Some 35 years ago as a student, I took part in a comic debate based on the above motion. Rather than a serious academic discussion, it was an opportunity for aspiring stand-ups to appear alongside celebrities in the pursuit of a laugh. I performed this debate alongside Hughie Green presenter of the ITV talent show ‘Opportunity Knocks’ and Brian Cant, the main star of the BBC children’s show ‘Play Away’. If you have never heard of them, trust me, I had really hit the big time.
As a pretentious 54 year old looking back on my pretentious 20 year old student self, I really nailed it that night. I pretended to have found the original draft of Karl Marx’s seminal work ‘Das Kapital’ in the university library, only to discover that rather than being a political treatise, it was in fact a romantic novel. I read out hilarious extracts about the protagonist Karl Heinz Edelweiss, who was locked in a love triangle for Maria with the evil factory owner, Herr Schmidt. Karl said hello to him as he entered the factory and Schmidt replied ‘Edelweiss, Edelweiss, every morning you greet me.’ I was that funny and of course lost the debate by some margin.

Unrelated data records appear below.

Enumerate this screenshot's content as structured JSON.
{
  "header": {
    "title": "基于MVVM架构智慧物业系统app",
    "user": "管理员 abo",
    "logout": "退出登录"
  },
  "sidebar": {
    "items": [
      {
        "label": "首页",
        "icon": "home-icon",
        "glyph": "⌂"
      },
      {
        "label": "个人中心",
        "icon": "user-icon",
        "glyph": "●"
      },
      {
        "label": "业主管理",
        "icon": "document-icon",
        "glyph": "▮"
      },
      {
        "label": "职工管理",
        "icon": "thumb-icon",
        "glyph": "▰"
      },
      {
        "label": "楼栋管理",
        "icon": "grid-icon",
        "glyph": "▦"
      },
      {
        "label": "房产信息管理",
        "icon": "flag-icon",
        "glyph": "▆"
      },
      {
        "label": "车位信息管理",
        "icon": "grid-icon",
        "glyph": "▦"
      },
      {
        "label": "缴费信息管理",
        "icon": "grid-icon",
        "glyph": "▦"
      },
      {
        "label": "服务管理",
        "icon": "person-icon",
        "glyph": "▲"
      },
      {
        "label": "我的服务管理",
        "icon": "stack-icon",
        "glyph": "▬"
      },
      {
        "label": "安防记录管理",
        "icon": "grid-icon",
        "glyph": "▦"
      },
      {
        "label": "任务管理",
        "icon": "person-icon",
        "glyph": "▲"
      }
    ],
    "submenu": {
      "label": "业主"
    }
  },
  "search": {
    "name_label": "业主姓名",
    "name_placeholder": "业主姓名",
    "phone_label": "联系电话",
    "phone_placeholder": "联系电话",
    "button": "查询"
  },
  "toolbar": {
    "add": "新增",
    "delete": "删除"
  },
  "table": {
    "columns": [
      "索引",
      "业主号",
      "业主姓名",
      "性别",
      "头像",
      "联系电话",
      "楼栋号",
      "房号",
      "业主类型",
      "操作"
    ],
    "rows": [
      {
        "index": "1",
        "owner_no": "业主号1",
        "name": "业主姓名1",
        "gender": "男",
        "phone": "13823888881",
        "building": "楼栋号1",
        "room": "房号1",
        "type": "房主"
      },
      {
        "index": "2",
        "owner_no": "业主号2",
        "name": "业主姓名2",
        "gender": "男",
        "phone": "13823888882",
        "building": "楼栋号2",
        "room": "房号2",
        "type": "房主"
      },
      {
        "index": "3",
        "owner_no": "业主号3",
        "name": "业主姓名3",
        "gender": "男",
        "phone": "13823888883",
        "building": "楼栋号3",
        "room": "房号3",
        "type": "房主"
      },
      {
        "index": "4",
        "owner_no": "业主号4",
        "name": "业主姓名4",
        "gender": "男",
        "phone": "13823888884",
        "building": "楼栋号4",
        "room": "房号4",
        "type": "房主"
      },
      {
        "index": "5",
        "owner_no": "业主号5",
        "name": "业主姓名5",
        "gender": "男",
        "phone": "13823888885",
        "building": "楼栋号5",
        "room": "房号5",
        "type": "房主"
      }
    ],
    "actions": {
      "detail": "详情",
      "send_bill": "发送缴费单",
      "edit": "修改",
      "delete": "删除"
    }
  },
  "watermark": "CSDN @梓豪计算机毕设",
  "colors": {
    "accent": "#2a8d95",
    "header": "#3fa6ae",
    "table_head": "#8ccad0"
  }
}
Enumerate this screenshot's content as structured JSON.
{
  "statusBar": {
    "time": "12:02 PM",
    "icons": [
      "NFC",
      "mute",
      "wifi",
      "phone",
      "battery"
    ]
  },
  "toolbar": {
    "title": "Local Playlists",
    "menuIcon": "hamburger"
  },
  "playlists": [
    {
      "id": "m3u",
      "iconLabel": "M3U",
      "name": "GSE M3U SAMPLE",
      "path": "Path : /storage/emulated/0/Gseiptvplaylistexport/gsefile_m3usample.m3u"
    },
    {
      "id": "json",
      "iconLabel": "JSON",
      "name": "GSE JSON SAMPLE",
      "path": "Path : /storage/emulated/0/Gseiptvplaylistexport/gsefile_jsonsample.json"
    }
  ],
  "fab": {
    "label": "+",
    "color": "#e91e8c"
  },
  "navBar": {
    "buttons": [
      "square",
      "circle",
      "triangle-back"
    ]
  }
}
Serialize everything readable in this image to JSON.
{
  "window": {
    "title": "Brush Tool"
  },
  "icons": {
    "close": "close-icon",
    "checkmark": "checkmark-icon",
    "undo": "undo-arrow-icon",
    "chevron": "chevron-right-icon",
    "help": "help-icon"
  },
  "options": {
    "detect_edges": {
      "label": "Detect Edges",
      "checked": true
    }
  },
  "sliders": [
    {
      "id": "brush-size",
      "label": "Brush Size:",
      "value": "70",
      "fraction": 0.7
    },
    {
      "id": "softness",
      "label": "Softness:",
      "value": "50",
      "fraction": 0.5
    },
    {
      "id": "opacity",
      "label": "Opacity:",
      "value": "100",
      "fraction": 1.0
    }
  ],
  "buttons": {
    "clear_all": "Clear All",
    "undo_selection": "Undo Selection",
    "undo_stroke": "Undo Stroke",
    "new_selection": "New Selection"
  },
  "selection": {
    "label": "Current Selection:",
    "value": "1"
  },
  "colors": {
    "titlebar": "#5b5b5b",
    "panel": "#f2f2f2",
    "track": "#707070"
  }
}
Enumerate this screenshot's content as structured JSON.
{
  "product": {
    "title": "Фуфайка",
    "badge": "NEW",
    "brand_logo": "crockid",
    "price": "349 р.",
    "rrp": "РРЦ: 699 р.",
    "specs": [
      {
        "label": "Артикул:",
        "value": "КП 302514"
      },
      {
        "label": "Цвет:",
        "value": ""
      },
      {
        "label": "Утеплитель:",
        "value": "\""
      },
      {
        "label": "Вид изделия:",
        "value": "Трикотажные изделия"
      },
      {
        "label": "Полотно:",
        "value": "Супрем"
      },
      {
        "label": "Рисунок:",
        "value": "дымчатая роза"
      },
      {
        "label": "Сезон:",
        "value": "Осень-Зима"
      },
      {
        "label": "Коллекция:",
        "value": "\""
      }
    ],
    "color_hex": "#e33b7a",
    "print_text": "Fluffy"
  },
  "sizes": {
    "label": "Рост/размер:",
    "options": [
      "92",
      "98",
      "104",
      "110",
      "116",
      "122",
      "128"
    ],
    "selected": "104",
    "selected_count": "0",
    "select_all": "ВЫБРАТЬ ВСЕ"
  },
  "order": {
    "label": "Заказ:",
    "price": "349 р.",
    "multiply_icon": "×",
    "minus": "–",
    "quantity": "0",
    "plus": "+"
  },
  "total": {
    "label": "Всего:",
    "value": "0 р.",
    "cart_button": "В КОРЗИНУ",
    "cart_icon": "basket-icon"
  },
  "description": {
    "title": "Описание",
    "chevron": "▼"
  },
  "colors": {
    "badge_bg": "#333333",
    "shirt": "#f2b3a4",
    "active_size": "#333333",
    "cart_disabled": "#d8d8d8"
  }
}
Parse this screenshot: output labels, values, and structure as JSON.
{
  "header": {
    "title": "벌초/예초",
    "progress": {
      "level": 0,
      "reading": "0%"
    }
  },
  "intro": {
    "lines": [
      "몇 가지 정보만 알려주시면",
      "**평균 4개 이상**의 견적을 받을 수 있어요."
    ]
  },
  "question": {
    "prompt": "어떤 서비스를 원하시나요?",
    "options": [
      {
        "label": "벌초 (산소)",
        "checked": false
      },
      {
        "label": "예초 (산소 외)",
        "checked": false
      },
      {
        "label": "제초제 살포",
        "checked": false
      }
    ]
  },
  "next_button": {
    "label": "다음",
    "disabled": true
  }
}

The motion was intended to examine the conflict between ideology and humour. Based on on a famous lyric from the songwriter Irving Berlin, (“The world would not be in such a snarl, had Marx been Groucho instead of Karl.”) it reflected a point in global history riven by the deadly destruction of both Fascism and Communism, desperately in need of the zany antics of the Marx Brotherstoprovide some vibrant light.
Marxism of the Karl variety still contributes to political fabric of our society, whilst theMarx Brothers films of the 1930s and 40s will sadly be unfamiliar to most people today. You probably have to be a student of comedy to appreciate the Vaudeville traditions that underpin their act and appreciate how subversive they were for their time.Their cultural impact was nevertheless wide-ranging.
Groucho Marx was famous for his wisecracking disregard for polite society. The son of Jewish immigrants on The Lower East Side in New York, he was born into a world of artisanal poverty. Perhaps that is why much of his persona was focussed on mocking the pomposity of the wealthy. Wearing tails, smoking a cigar below an enormous painted moustache, a recurrent theme in his films saw him flirting and insulting a ludicrous dowager widow character, played by Margaret Dumont. (Her: “Oh, I’m afraid after we’re married a while a beautiful young girl will come along and you’ll forget all about me.” Him: “Don’t be silly. I’ll write you twice a week.”) He was ridiculing the privilege from which he felt excluded.
Karl Marx was definitely less funny. “Workers of the World Unite: You have nothing to lose but your chains” are the famous opening words of the 1848 Communist Manifesto. They will have appeared on placards somewhere most probably this weekend as a new and hopefully successful revolution sweeps society. Ideology and principles are immutable and unsusceptible to changes in cultural sensibility.
Interestingly the FB1 built of a 200 page dossier on Groucho Marx being a Communist, reflecting America’s paranoia in the 1950s and 60s that artists and cultural icons were trying to dismantle the values of the country by prompting laughter or ridicule. Groucho was a Democrat with liberal sensibilities, but no links whatsoever to Communism. The FBI based their case pathetically on whispers and rumour. One TV viewer wrote to the bureau in 1960 ‘Last night on his program both my husband and I understood him to pronounce ‘The United States’ as ‘The United Snakes.’
So, Groucho and Karl perhaps did not therefore have that much in common other than a German surname and bad hair. But my debate of 1985 raises a valid question for us all as we slowly try to return to some form of corporate normality.
Principles of fairness, equality, diversity and the elimination of prejudice must impel us to a better world for all and workplaces based on opportunity not dissent. But we must also value the role of laughter in sustaining us through the process.
Unfortunately, we are all going to be incredibly challenged over the next couple of years . If growth (personal, professional or commercial) is restricted, we must find techniques to magnify our resilience. This in turn will make us more creative. In a study by Northwestern University, 84 participants – students, professional designers and improvisational comedians – took a cartoon caption humour test and a nominal product brainstorming test. The improvisational comedians generated 20 percent more ideas than professional product designers did, and the comedians produced ideas that were also rated 25 percent more creative.
Our sense of humour can vary wildly: for some a defence mechanism, for other a mode of attack. It can be used to mock, undermine and unsettle. But it also has the capacity to be kind, generate empathy, self-recognition, and flights of wonderful imagination.
Which brings me back to Groucho and Karl. Maybe there is some learning from their differences? Have strong principles and revel in the absurdity of their application. Believe in what’s right and make people smile when you tell them why.
I am trying to bring some of this humour into my workplace. Sadly, I operate in an office of two people with my wife of 29 years as my business partner. Not even a flicker of a smile for weeks now.